Better than new

I had a second super cute daughter and as a result I currently need a lot more clothes than I used to. My baby spits so often that I can rarely wear something twice and sometimes even have to change outfits during the day. Add a nursing friendly requirement and a severe lack of time and it may not come as a surprise that I resorted to buying some clothes online to fill my wardrobe needs.

But, as it turns out, even with RTW clothes you sometimes can’t avoid picking up a sewing needle.

190918_before

With so many threads coming undone it has to be a construction error.

I bought this top that has 4 snaps down the front for easy nursing access and after a while (ridiculously fast actually) 3 of the snaps started to come loose on both sides to the point that I was starting to worry that I would lose one or more if I didn’t do a quick intervention.

190918_after

So much better…

As I was doing the repairs I was thinking that I was making this top as good as new, but then I realised that no, I was actually making it better than new because I am quite certain that my stitches will hold and won’t require another mending job 2 months from now. And that thought made me feel pretty good.

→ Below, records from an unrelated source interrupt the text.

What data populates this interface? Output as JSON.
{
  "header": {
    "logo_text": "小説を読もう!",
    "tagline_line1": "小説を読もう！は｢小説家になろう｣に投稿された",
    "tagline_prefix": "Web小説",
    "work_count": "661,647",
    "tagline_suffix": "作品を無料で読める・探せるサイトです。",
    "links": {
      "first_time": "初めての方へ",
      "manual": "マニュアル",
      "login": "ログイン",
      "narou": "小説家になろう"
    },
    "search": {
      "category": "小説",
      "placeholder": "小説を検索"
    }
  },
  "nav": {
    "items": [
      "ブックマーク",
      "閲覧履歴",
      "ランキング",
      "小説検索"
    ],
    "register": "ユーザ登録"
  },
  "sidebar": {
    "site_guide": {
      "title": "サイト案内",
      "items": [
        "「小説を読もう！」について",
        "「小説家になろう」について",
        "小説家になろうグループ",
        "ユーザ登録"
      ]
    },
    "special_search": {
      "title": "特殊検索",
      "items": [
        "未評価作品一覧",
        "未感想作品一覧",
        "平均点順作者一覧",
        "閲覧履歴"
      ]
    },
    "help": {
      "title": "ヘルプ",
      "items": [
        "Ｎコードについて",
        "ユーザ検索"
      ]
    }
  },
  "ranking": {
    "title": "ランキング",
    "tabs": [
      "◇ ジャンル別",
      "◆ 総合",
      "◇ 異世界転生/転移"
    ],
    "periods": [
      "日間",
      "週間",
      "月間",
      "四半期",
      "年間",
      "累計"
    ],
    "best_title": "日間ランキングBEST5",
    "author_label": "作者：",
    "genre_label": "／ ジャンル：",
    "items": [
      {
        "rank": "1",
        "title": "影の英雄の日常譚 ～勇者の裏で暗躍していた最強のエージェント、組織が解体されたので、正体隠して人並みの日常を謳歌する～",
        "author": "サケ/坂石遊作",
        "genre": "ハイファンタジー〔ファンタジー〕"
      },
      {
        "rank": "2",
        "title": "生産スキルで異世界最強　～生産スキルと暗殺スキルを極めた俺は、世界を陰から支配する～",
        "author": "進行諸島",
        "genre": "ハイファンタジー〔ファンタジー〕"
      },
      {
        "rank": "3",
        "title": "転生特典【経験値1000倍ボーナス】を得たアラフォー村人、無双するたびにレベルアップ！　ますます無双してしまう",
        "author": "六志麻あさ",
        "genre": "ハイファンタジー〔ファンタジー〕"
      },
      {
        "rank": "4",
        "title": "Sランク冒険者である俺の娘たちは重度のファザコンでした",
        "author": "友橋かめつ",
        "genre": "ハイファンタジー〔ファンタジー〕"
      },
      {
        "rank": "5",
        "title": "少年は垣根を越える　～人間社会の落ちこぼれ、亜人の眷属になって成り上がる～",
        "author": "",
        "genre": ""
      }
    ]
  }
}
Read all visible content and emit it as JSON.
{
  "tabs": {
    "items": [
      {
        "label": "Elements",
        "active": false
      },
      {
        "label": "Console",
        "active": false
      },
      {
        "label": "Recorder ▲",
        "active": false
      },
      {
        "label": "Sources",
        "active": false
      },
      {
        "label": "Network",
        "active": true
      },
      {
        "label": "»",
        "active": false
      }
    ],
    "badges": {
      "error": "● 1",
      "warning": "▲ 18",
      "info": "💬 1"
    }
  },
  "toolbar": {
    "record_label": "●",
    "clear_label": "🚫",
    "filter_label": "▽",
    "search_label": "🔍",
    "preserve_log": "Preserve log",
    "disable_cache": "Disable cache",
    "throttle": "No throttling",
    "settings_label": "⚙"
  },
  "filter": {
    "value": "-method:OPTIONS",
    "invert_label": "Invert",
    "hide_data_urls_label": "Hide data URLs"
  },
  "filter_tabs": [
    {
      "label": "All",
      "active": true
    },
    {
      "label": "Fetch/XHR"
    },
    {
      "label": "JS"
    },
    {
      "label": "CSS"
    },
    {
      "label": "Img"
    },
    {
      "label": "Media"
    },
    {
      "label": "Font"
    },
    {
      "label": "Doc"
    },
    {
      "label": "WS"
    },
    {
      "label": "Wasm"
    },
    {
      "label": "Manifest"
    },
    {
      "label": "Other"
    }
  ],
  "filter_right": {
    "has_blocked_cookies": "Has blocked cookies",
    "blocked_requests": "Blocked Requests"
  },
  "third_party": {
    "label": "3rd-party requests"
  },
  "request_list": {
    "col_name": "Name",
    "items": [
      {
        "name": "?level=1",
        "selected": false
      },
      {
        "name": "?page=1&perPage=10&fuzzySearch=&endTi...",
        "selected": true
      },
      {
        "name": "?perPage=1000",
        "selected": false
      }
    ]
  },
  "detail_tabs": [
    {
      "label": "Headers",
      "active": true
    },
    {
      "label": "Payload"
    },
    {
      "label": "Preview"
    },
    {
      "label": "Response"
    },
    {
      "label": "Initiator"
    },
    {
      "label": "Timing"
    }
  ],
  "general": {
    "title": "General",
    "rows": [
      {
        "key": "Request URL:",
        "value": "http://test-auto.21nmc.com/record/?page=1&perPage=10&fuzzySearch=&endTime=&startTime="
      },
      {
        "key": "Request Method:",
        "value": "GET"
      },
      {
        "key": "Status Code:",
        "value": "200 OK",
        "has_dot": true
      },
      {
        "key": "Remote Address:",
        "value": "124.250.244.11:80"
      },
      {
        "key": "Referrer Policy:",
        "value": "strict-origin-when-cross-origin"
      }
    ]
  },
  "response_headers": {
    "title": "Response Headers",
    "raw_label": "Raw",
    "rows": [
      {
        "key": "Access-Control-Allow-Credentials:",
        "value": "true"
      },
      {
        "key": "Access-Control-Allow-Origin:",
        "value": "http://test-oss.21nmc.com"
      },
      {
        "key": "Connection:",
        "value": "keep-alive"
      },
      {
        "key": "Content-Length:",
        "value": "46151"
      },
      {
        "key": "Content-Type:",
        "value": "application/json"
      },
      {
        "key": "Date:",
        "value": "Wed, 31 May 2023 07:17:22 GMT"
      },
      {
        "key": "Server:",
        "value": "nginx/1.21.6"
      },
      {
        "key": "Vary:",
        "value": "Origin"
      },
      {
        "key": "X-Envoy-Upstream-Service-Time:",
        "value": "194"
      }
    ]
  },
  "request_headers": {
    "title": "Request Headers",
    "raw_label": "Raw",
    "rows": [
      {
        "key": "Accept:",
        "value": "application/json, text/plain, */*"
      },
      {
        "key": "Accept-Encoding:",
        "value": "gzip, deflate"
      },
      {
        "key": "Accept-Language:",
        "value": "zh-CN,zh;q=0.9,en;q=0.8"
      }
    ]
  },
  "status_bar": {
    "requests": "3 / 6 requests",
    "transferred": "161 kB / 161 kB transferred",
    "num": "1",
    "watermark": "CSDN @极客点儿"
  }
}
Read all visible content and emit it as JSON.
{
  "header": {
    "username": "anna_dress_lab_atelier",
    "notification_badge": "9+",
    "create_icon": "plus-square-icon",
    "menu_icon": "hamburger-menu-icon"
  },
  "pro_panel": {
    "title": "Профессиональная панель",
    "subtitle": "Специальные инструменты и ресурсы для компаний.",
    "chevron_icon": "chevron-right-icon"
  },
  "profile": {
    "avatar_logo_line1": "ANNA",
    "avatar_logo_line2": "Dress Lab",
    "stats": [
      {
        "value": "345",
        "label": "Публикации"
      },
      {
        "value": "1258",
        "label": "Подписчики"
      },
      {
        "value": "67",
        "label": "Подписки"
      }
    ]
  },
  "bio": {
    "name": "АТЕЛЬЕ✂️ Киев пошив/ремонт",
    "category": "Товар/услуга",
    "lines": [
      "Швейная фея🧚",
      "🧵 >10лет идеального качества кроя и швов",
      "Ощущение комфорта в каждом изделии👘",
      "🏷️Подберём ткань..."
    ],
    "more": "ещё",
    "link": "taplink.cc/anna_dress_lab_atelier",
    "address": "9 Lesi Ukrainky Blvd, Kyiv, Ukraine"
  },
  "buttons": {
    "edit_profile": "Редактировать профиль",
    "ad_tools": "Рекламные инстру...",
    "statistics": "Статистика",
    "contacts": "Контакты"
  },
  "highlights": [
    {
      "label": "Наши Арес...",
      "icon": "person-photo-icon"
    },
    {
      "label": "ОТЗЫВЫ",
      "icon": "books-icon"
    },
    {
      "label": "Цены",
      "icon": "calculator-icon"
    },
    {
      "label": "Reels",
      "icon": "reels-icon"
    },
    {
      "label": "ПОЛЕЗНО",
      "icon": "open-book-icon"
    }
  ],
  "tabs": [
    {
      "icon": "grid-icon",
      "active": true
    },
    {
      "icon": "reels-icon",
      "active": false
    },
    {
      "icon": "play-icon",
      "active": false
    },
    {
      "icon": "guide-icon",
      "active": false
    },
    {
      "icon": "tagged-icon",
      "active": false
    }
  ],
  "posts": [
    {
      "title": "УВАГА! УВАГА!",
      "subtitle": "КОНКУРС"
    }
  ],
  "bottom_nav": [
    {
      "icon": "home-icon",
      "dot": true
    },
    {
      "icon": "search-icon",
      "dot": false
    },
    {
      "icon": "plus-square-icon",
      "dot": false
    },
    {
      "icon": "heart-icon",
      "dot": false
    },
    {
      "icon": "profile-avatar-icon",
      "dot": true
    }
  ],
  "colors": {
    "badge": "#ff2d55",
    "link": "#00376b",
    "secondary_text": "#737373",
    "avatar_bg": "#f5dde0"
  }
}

4 comments on “Better than new

  1. marijo1951 says:

    Congratulations on the birth of your second daughter. We all understand that when we look after small children, the free time we had to spend on our pastimes suddenly disappears. It’s worth it in the long run…
    Regarding RTW clothes, whenever I buy something, I always put a few extra stitches through each button. They are never sewn on firmly enough. On a couple of occasions I’ve bought a garment in a charity shop, absolutely perfect except that a button is missing – obviously donated by somebody who is so averse to sewing, she couldn’t even find the spare button inside the garment and sew it on – her loss, my gain!

    • Emmely says:

      Thank you! Yes it does seem like a good idea to check everything after buying and do the improvements before they’re visibly needed. Luckily I mostly wear t-shirts without closures.
      A good thing that person actually donated the garment! I do worry people will simply discard them in the trash when things like this happen and they are otherwise still in good shape. It’s such a waste.

  2. katechiconi says:

    It’s a very common problem with snaps, and I have no idea why. There must be a design error with the machine that attaches them. Even very expensive, good quality garments suffer from it, to the point where you might as well get out the needle before ever wearing them.

    • Emmely says:

      I couldn’t really tell how they’re attached because the back is hidden. There were a lot of threads per attachment point though and they were all coming loose at the same time. A bit as if they were somehow all in the same lousy knot. I have a dress with snaps from the same brand from when I had my first daughter and that one is still in perfectly good order. Those snaps are the type where the back is also metal though and they are attached by pushing the two metal parts together with the fabric in between. That just seems so much more durable than sewing them on. Maybe they couldn’t use those on this garment because they wanted them to be invisible from the outside. It is such a waste though, I bet a lot of busy non-sewing moms will simply throw this top out once it starts coming apart.